Workshop Instructions
Prerequisites
Please complete the setup before following these instructions.
Message from Andrew Ng
Watch Andrew Ng's special message for the Pie & AI: Pune event participants.
Explore
Explore the phi3:3.8b and gemma3:4b Open Source large language models (LLMs) in the Ollama model library. Note their sizes and intended uses. Do any intended uses match your requirements?
Look up Ollama cloud models. Find out which models are available as Ollama cloud models and when to use them.
Generate Content with Locally-Run Open Source Models
Running Open Source models locally gives you complete privacy, eliminates internet dependency, reduces costs, and provides full control over your AI interactions. Your data never leaves your device, making it ideal for sensitive work or areas with limited connectivity.
Popular tools for running models locally include Ollama, LM Studio, and GPT4All. For this event, we'll be using Ollama to run models locally.
Demonstrate Offline Capability:
- Start the Ollama desktop application.
- From the Settings of the application, sign out of your Ollama account. Also, enable Airplane mode.
Ollama Settings - Signed Out with Airplane Mode Enabled
Now the Ollama desktop application cannot connect to the internet or access models available online.
Note: These steps are only to emphasize that the installed models can run locally, stand-alone, without connectivity. Actually, Ollama by default runs smaller models like phi3:3.8b and gemma3:4b this way without requiring you to sign out or enable Airplane mode.
Now you are ready to run the installed models locally and generate content using them.
Run a Model Using Ollama Desktop Application:
- In the Ollama desktop application, select the
phi3:3.8bmodel. - Submit a prompt to generate content. See some prompt examples here.
Running a model in the Ollama desktop application
- Click the Stop button to stop the running model.
Stopping a model in the Ollama desktop application
Run a Model Using Ollama Command Line Interface (CLI):
- In a Command Prompt or terminal, run the following command.

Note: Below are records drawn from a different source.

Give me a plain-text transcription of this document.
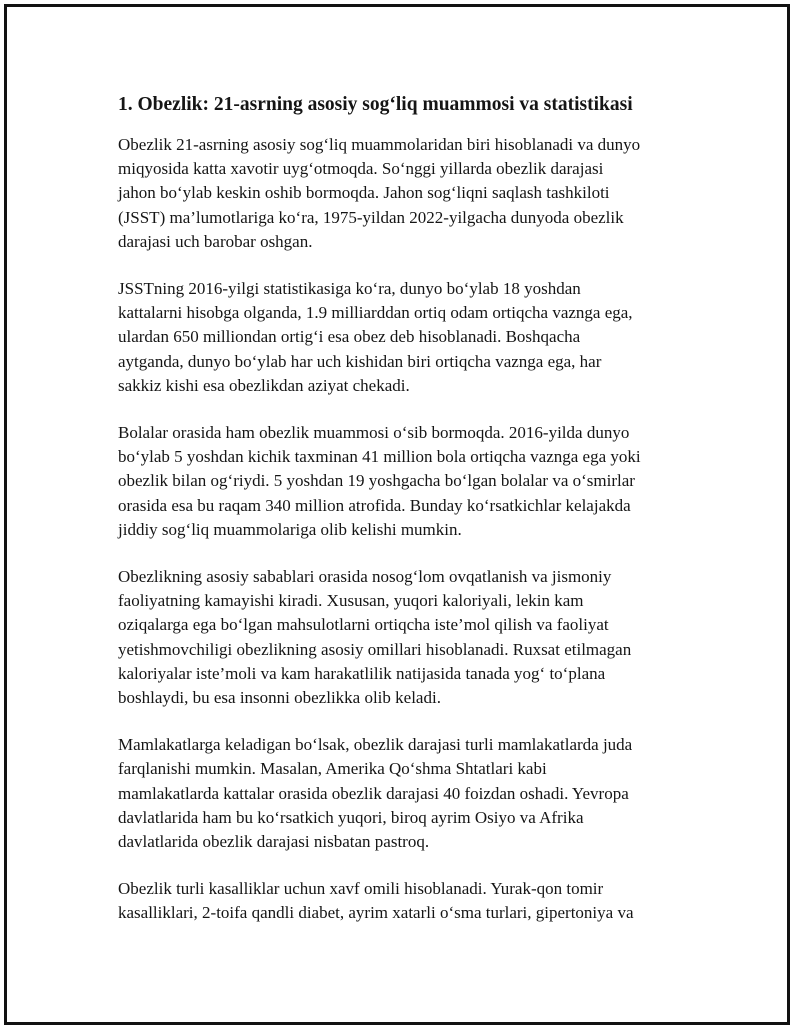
1. Obezlik: 21-asrning asosiy sog‘liq muammosi va statistikasi

Obezlik 21-asrning asosiy sog‘liq muammolaridan biri hisoblanadi va dunyo
miqyosida katta xavotir uyg‘otmoqda. So‘nggi yillarda obezlik darajasi
jahon bo‘ylab keskin oshib bormoqda. Jahon sog‘liqni saqlash tashkiloti
(JSST) ma’lumotlariga ko‘ra, 1975-yildan 2022-yilgacha dunyoda obezlik
darajasi uch barobar oshgan.

JSSTning 2016-yilgi statistikasiga ko‘ra, dunyo bo‘ylab 18 yoshdan
kattalarni hisobga olganda, 1.9 milliarddan ortiq odam ortiqcha vaznga ega,
ulardan 650 milliondan ortig‘i esa obez deb hisoblanadi. Boshqacha
aytganda, dunyo bo‘ylab har uch kishidan biri ortiqcha vaznga ega, har
sakkiz kishi esa obezlikdan aziyat chekadi.

Bolalar orasida ham obezlik muammosi o‘sib bormoqda. 2016-yilda dunyo
bo‘ylab 5 yoshdan kichik taxminan 41 million bola ortiqcha vaznga ega yoki
obezlik bilan og‘riydi. 5 yoshdan 19 yoshgacha bo‘lgan bolalar va o‘smirlar
orasida esa bu raqam 340 million atrofida. Bunday ko‘rsatkichlar kelajakda
jiddiy sog‘liq muammolariga olib kelishi mumkin.

Obezlikning asosiy sabablari orasida nosog‘lom ovqatlanish va jismoniy
faoliyatning kamayishi kiradi. Xususan, yuqori kaloriyali, lekin kam
oziqalarga ega bo‘lgan mahsulotlarni ortiqcha iste’mol qilish va faoliyat
yetishmovchiligi obezlikning asosiy omillari hisoblanadi. Ruxsat etilmagan
kaloriyalar iste’moli va kam harakatlilik natijasida tanada yog‘ to‘plana
boshlaydi, bu esa insonni obezlikka olib keladi.

Mamlakatlarga keladigan bo‘lsak, obezlik darajasi turli mamlakatlarda juda
farqlanishi mumkin. Masalan, Amerika Qo‘shma Shtatlari kabi
mamlakatlarda kattalar orasida obezlik darajasi 40 foizdan oshadi. Yevropa
davlatlarida ham bu ko‘rsatkich yuqori, biroq ayrim Osiyo va Afrika
davlatlarida obezlik darajasi nisbatan pastroq.

Obezlik turli kasalliklar uchun xavf omili hisoblanadi. Yurak-qon tomir
kasalliklari, 2-toifa qandli diabet, ayrim xatarli o‘sma turlari, gipertoniya va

The model is now running in prompt mode.
ollama run gemma3:4b - Enter your prompt text to generate content and press Enter. See some prompt examples here.
You should see a response appear in the CLI window.
Prompting a model using the Ollama CLI
- To exit the model's prompt mode at any time, enter the following command and press Enter.
/bye
Exit the model's prompt mode using the /bye command in Ollama CLI
- Stop the running model using the following command:
ollama stop <model_name>
Stopping a model using the ollama stop command
Troubleshooting: Failed model runs due to system memory errors
If you see "Error: 500 Internal Server Error: model requires more system memory than is available", your system doesn't have enough RAM for the selected model.
Insufficient memory error in CLI
Insufficient memory error in desktop application
Solutions:
- Check if other models are running using the
ollama pscommand. Stop the running models using theollama stop <model_name>before running your desired model again.
Checking model status and stopping models in the Ollama CLI
- Close other applications to free up RAM.
- Try a smaller model. For example, use phi3:mini instead of phi3:3.8b.
- Use Ollama cloud models like
gpt-oss:120b-cloud.
Generate Content Using Online Open Source Models
Models performing tasks like image generation require more computational resources and memory than text-only models. Therefore, they are run online instead of locally to ensure optimal performance and access to powerful hardware.
Ollama Cloud Models: Ollama provides access to larger, more capable models run on cloud, such as gpt-oss:120b-cloud, which would be impractical to run locally due to their massive size and resource requirements. Try prompting the gpt-oss:120b-cloud model in Ollama desktop application or from command line. See some prompt examples here.
Hugging Face Spaces: Hugging Face Spaces can also be used to run models online, providing free access to various AI models. For example, you can try the Qwen Image model for image generation and analysis tasks. Try prompting the Qwen Image model to generate images and infographics. See some prompt examples here.